Dulu, orang masih mikir DPR itu institusi mulia, pilar demokrasi. Sekarang? Paling banter dianggap stand-up comedy tanpa punchline. Mereka ngomong panjang lebar di sidang, tapi rakyat cuma dengar “bla bla bla uang rakyat bla bla bla fasilitas bla bla bla cuti ke luar negeri.”

Kalau ada yang bilang DPR itu “wakil rakyat,” gue pengen nanya: rakyat yang mana?

  • Rakyat kecil? Enggak

  • Buruh UMR? Boro-boro.

  • Petani? Sawah mereka udah habis buat proyek.

  • Mahasiswa? Mereka lebih sering kena gas air mata daripada dibela.

Yang paling sering mereka wakili justru segelintir orang: elit partai, pemodal, dan pengusaha yang bisa main belakang. Jadi jangan salah kaprah: DPR itu bukan wakil rakyat. DPR itu wakil kepentingan. Titik.

Dan keresahan rakyat ini udah kayak bara dalam sekam. Setiap kali DPR ngeluarin kebijakan ngawur, itu kayak bensin yang disiram ke api. Lama-lama, rakyat bukan cuma ngomel, tapi sadar kalau mereka semua ngalamin hal yang sama. Buruh kesel, mahasiswa marah, emak-emak ngamuk di pasar, ojol frustasi. Kalau ini nyatu, jangan heran besok-besok jalanan bisa jadi panggung revolusi.
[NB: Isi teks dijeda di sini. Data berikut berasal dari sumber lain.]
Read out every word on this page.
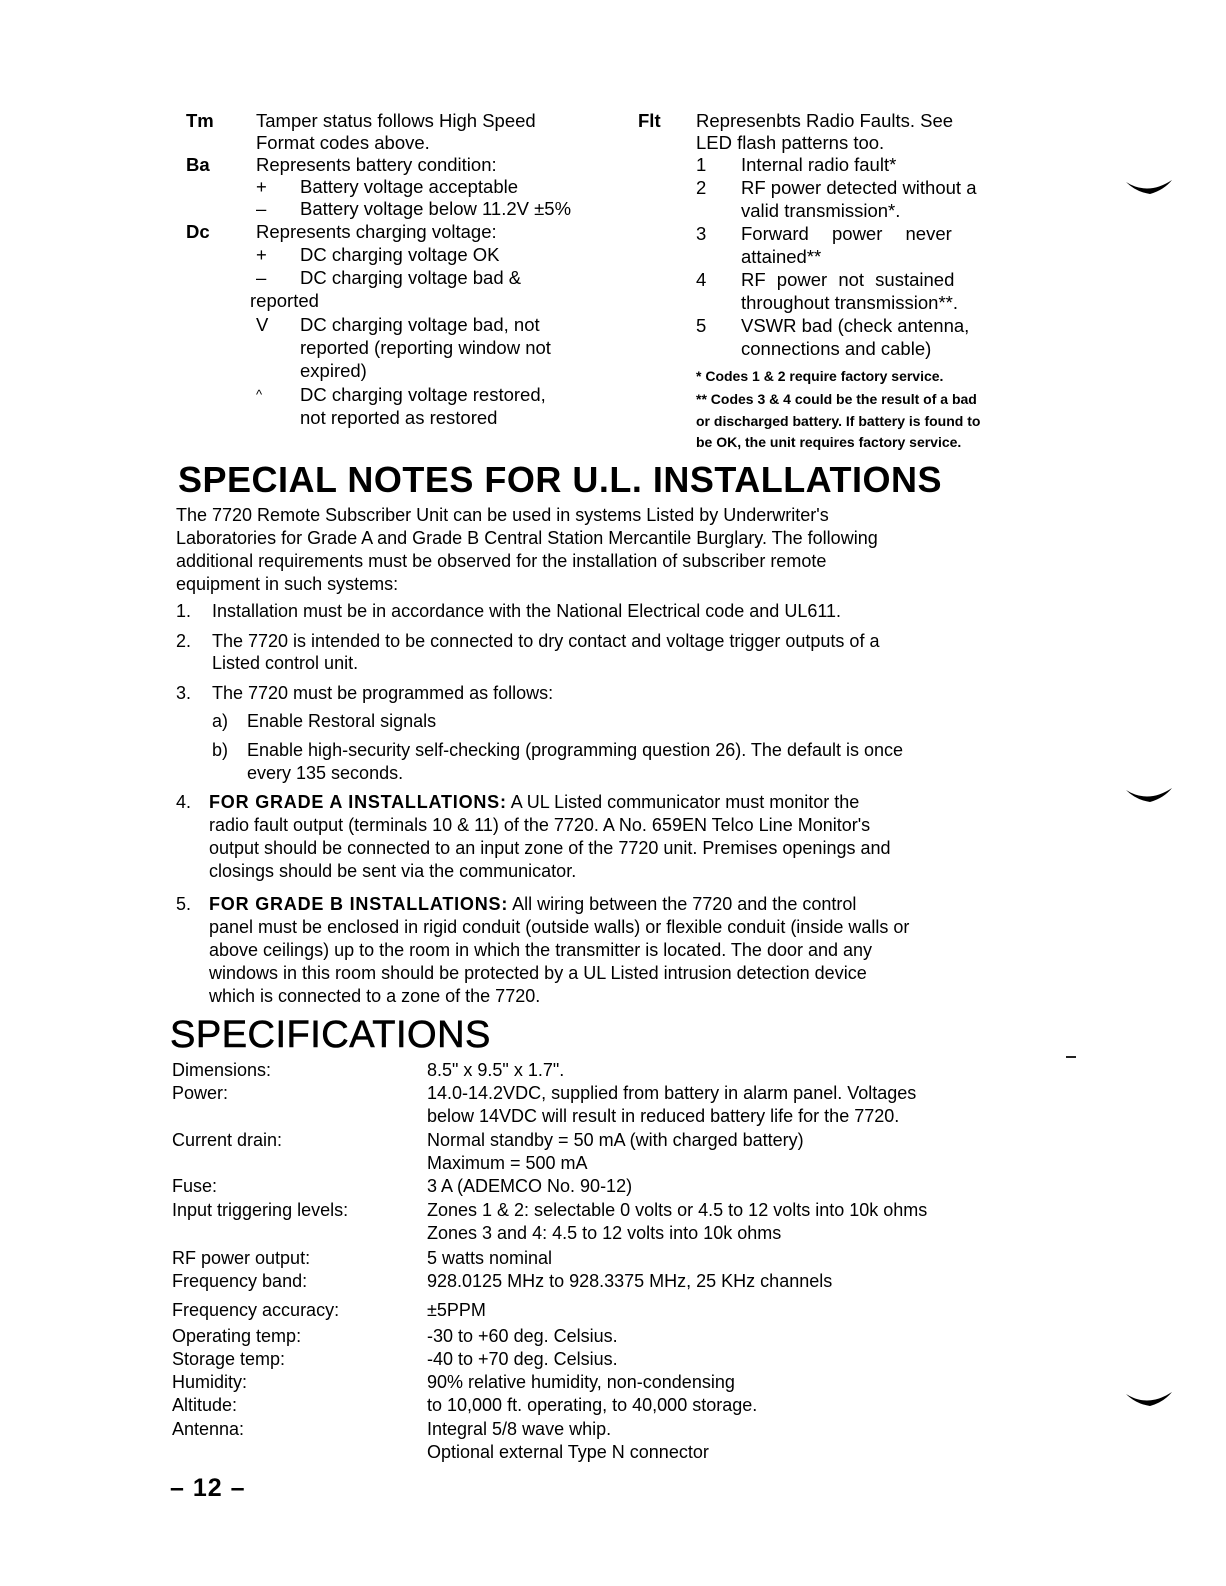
Tm Tamper status follows High Speed
Format codes above.
Ba	Represents battery condition:
+ Battery voltage acceptable
– Battery voltage below 11.2V ±5%
Dc	Represents charging voltage:
+ DC charging voltage OK
– DC charging voltage bad &
reported
V DC charging voltage bad, not
reported (reporting window not
expired)
^ DC charging voltage restored,
not reported as restored
Flt Represenbts Radio Faults. See
LED flash patterns too.
1 Internal radio fault*
2 RF power detected without a
valid transmission*.
3 Forward power never
attained**
4 RF power not sustained
throughout transmission**.
5 VSWR bad (check antenna,
connections and cable)
* Codes 1 & 2 require factory service.
** Codes 3 & 4 could be the result of a bad
or discharged battery. If battery is found to
be OK, the unit requires factory service.
SPECIAL NOTES FOR U.L. INSTALLATIONS
The 7720 Remote Subscriber Unit can be used in systems Listed by Underwriter's
Laboratories for Grade A and Grade B Central Station Mercantile Burglary. The following
additional requirements must be observed for the installation of subscriber remote
equipment in such systems:
1. Installation must be in accordance with the National Electrical code and UL611.
2. The 7720 is intended to be connected to dry contact and voltage trigger outputs of a
Listed control unit.
3. The 7720 must be programmed as follows:
a) Enable Restoral signals
b) Enable high-security self-checking (programming question 26). The default is once
every 135 seconds.
4. FOR GRADE A INSTALLATIONS: A UL Listed communicator must monitor the
radio fault output (terminals 10 & 11) of the 7720. A No. 659EN Telco Line Monitor's
output should be connected to an input zone of the 7720 unit. Premises openings and
closings should be sent via the communicator.
5. FOR GRADE B INSTALLATIONS: All wiring between the 7720 and the control
panel must be enclosed in rigid conduit (outside walls) or flexible conduit (inside walls or
above ceilings) up to the room in which the transmitter is located. The door and any
windows in this room should be protected by a UL Listed intrusion detection device
which is connected to a zone of the 7720.
SPECIFICATIONS
Dimensions:	8.5" x 9.5" x 1.7".
Power:	14.0-14.2VDC, supplied from battery in alarm panel. Voltages
below 14VDC will result in reduced battery life for the 7720.
Current drain:	Normal standby = 50 mA (with charged battery)
Maximum = 500 mA
Fuse:	3 A (ADEMCO No. 90-12)
Input triggering levels:	Zones 1 & 2: selectable 0 volts or 4.5 to 12 volts into 10k ohms
Zones 3 and 4: 4.5 to 12 volts into 10k ohms
RF power output:	5 watts nominal
Frequency band:	928.0125 MHz to 928.3375 MHz, 25 KHz channels
Frequency accuracy:	±5PPM
Operating temp:	-30 to +60 deg. Celsius.
Storage temp:	-40 to +70 deg. Celsius.
Humidity:	90% relative humidity, non-condensing
Altitude:	to 10,000 ft. operating, to 40,000 storage.
Antenna:	Integral 5/8 wave whip.
Optional external Type N connector
– 12 –
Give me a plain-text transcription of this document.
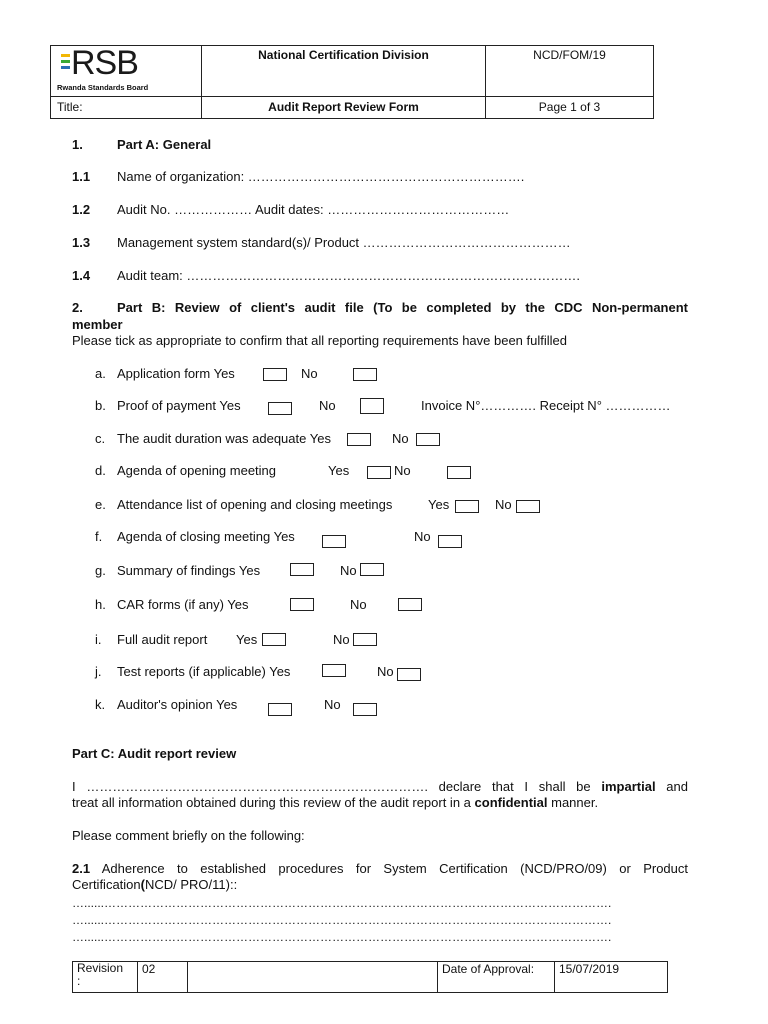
RSB
Rwanda Standards Board	National Certification Division	NCD/FOM/19
Title:	Audit Report Review Form	Page 1 of 3
1.	Part A: General
1.1 Name of organization: ……………………………………………………….
1.2 Audit No. ……………… Audit dates: ……………………………………
1.3 Management system standard(s)/ Product …………………………………………
1.4 Audit team: ……………………………………………………………………………….
2.	Part B: Review of client's audit file (To be completed by the CDC Non-permanent
member
Please tick as appropriate to confirm that all reporting requirements have been fulfilled
a. Application form Yes	No
b. Proof of payment Yes	No	Invoice N°…………. Receipt N° ……………
c. The audit duration was adequate Yes	No
d. Agenda of opening meeting	Yes	No
e. Attendance list of opening and closing meetings	Yes	No
f. Agenda of closing meeting Yes	No
g. Summary of findings Yes	No
h. CAR forms (if any) Yes	No
i. Full audit report Yes	No
j. Test reports (if applicable) Yes	No
k. Auditor's opinion Yes	No
Part C: Audit report review
I ……………………………………………………………………. declare that I shall be impartial and
treat all information obtained during this review of the audit report in a confidential manner.
Please comment briefly on the following:
2.1 Adherence to established procedures for System Certification (NCD/PRO/09) or Product
Certification(NCD/ PRO/11)::
…......……………………………………………………………………………………………………………….
…......……………………………………………………………………………………………………………….
…......……………………………………………………………………………………………………………….
Revision
:	02		Date of Approval:	15/07/2019
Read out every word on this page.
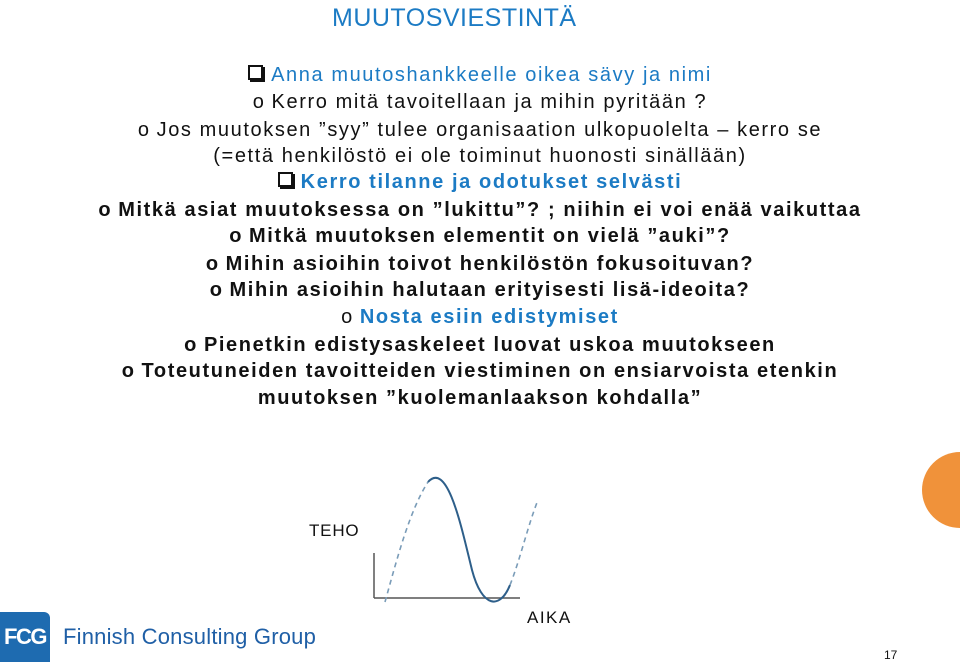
MUUTOSVIESTINTÄ
Anna muutoshankkeelle oikea sävy ja nimi
o Kerro mitä tavoitellaan ja mihin pyritään ?
o Jos muutoksen ”syy” tulee organisaation ulkopuolelta – kerro se
(=että henkilöstö ei ole toiminut huonosti sinällään)
Kerro tilanne ja odotukset selvästi
o Mitkä asiat muutoksessa on ”lukittu”? ; niihin ei voi enää vaikuttaa
o Mitkä muutoksen elementit on vielä ”auki”?
o Mihin asioihin toivot henkilöstön fokusoituvan?
o Mihin asioihin halutaan erityisesti lisä-ideoita?
o Nosta esiin edistymiset
o Pienetkin edistysaskeleet luovat uskoa muutokseen
o Toteutuneiden tavoitteiden viestiminen on ensiarvoista etenkin
muutoksen ”kuolemanlaakson kohdalla”
TEHO
AIKA
FCG Finnish Consulting Group
17
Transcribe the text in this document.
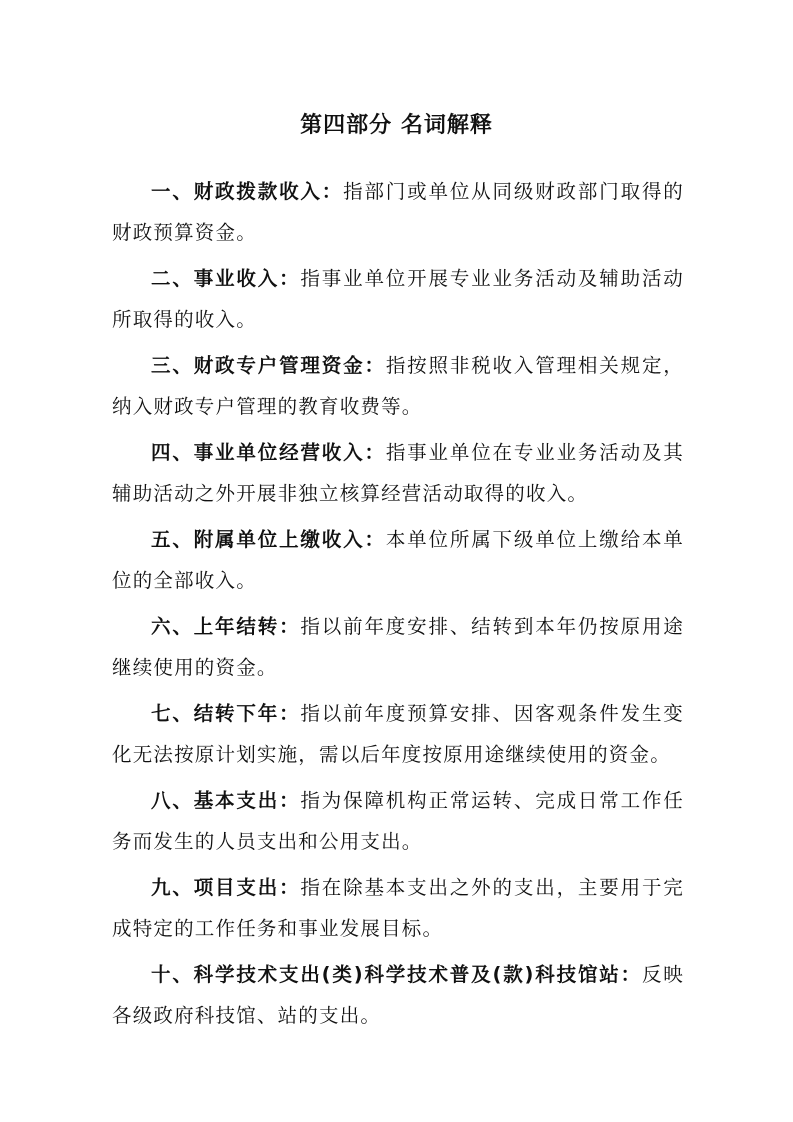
第四部分 名词解释

一、财政拨款收入：指部门或单位从同级财政部门取得的财政预算资金。

二、事业收入：指事业单位开展专业业务活动及辅助活动所取得的收入。

三、财政专户管理资金：指按照非税收入管理相关规定，纳入财政专户管理的教育收费等。

四、事业单位经营收入：指事业单位在专业业务活动及其辅助活动之外开展非独立核算经营活动取得的收入。

五、附属单位上缴收入：本单位所属下级单位上缴给本单位的全部收入。

六、上年结转：指以前年度安排、结转到本年仍按原用途继续使用的资金。

七、结转下年：指以前年度预算安排、因客观条件发生变化无法按原计划实施，需以后年度按原用途继续使用的资金。

八、基本支出：指为保障机构正常运转、完成日常工作任务而发生的人员支出和公用支出。

九、项目支出：指在除基本支出之外的支出，主要用于完成特定的工作任务和事业发展目标。

十、科学技术支出(类)科学技术普及(款)科技馆站：反映各级政府科技馆、站的支出。
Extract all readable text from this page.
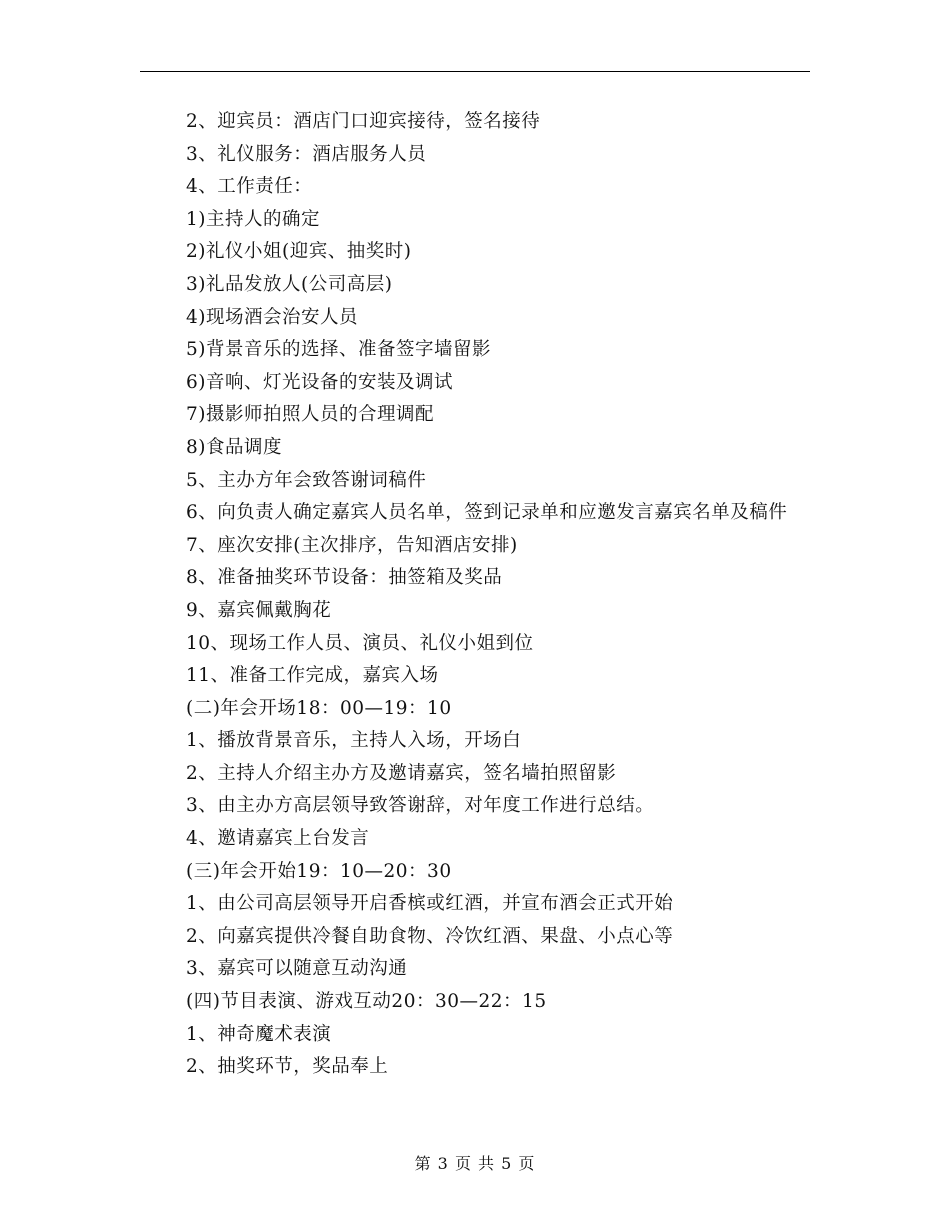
2、迎宾员：酒店门口迎宾接待，签名接待
3、礼仪服务：酒店服务人员
4、工作责任：
1)主持人的确定
2)礼仪小姐(迎宾、抽奖时)
3)礼品发放人(公司高层)
4)现场酒会治安人员
5)背景音乐的选择、准备签字墙留影
6)音响、灯光设备的安装及调试
7)摄影师拍照人员的合理调配
8)食品调度
5、主办方年会致答谢词稿件
6、向负责人确定嘉宾人员名单，签到记录单和应邀发言嘉宾名单及稿件
7、座次安排(主次排序，告知酒店安排)
8、准备抽奖环节设备：抽签箱及奖品
9、嘉宾佩戴胸花
10、现场工作人员、演员、礼仪小姐到位
11、准备工作完成，嘉宾入场
(二)年会开场18：00—19：10
1、播放背景音乐，主持人入场，开场白
2、主持人介绍主办方及邀请嘉宾，签名墙拍照留影
3、由主办方高层领导致答谢辞，对年度工作进行总结。
4、邀请嘉宾上台发言
(三)年会开始19：10—20：30
1、由公司高层领导开启香槟或红酒，并宣布酒会正式开始
2、向嘉宾提供冷餐自助食物、冷饮红酒、果盘、小点心等
3、嘉宾可以随意互动沟通
(四)节目表演、游戏互动20：30—22：15
1、神奇魔术表演
2、抽奖环节，奖品奉上
第 3 页 共 5 页
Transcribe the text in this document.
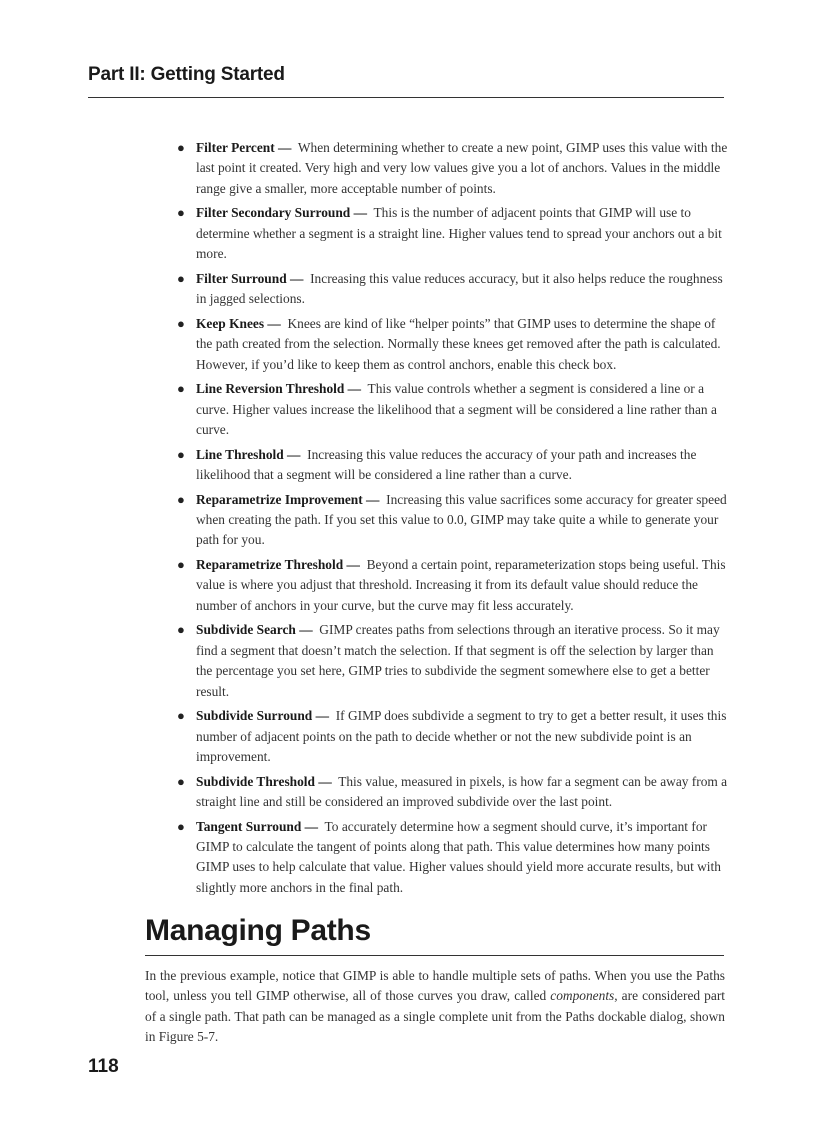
Part II: Getting Started
● Filter Percent — When determining whether to create a new point, GIMP uses this value with the last point it created. Very high and very low values give you a lot of anchors. Values in the middle range give a smaller, more acceptable number of points.
● Filter Secondary Surround — This is the number of adjacent points that GIMP will use to determine whether a segment is a straight line. Higher values tend to spread your anchors out a bit more.
● Filter Surround — Increasing this value reduces accuracy, but it also helps reduce the roughness in jagged selections.
● Keep Knees — Knees are kind of like “helper points” that GIMP uses to determine the shape of the path created from the selection. Normally these knees get removed after the path is calculated. However, if you’d like to keep them as control anchors, enable this check box.
● Line Reversion Threshold — This value controls whether a segment is considered a line or a curve. Higher values increase the likelihood that a segment will be considered a line rather than a curve.
● Line Threshold — Increasing this value reduces the accuracy of your path and increases the likelihood that a segment will be considered a line rather than a curve.
● Reparametrize Improvement — Increasing this value sacrifices some accuracy for greater speed when creating the path. If you set this value to 0.0, GIMP may take quite a while to generate your path for you.
● Reparametrize Threshold — Beyond a certain point, reparameterization stops being useful. This value is where you adjust that threshold. Increasing it from its default value should reduce the number of anchors in your curve, but the curve may fit less accurately.
● Subdivide Search — GIMP creates paths from selections through an iterative process. So it may find a segment that doesn’t match the selection. If that segment is off the selection by larger than the percentage you set here, GIMP tries to subdivide the segment somewhere else to get a better result.
● Subdivide Surround — If GIMP does subdivide a segment to try to get a better result, it uses this number of adjacent points on the path to decide whether or not the new subdivide point is an improvement.
● Subdivide Threshold — This value, measured in pixels, is how far a segment can be away from a straight line and still be considered an improved subdivide over the last point.
● Tangent Surround — To accurately determine how a segment should curve, it’s important for GIMP to calculate the tangent of points along that path. This value determines how many points GIMP uses to help calculate that value. Higher values should yield more accurate results, but with slightly more anchors in the final path.
Managing Paths

In the previous example, notice that GIMP is able to handle multiple sets of paths. When you use the Paths tool, unless you tell GIMP otherwise, all of those curves you draw, called components, are considered part of a single path. That path can be managed as a single complete unit from the Paths dockable dialog, shown in Figure 5-7.

118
Masalahnya, rakyat di Indonesia sering pecah. Demo mahasiswa di sini, buruh di sana, ojol di tempat lain. Elit politik tinggal kasih isu baru, langsung bubar konsentrasi. Rakyat sibuk debat receh di medsos, sementara DPR sibuk ngitung tunjangan.

Makanya kunci perubahan itu satu: konsolidasi. Rakyat harus nyatu. Jangan kebanyakan tuntutan, fokus satu suara:
“DPR bubar, rakyat ambil alih.”

Bayangin kalau mahasiswa, buruh, petani, guru honorer, ojol, dan emak-emak pasar turun bareng. Itu bukan demo lagi, tapi gelombang rakyat. Dan gelombang rakyat nggak bisa dihadang aparat, nggak bisa dipelintir media.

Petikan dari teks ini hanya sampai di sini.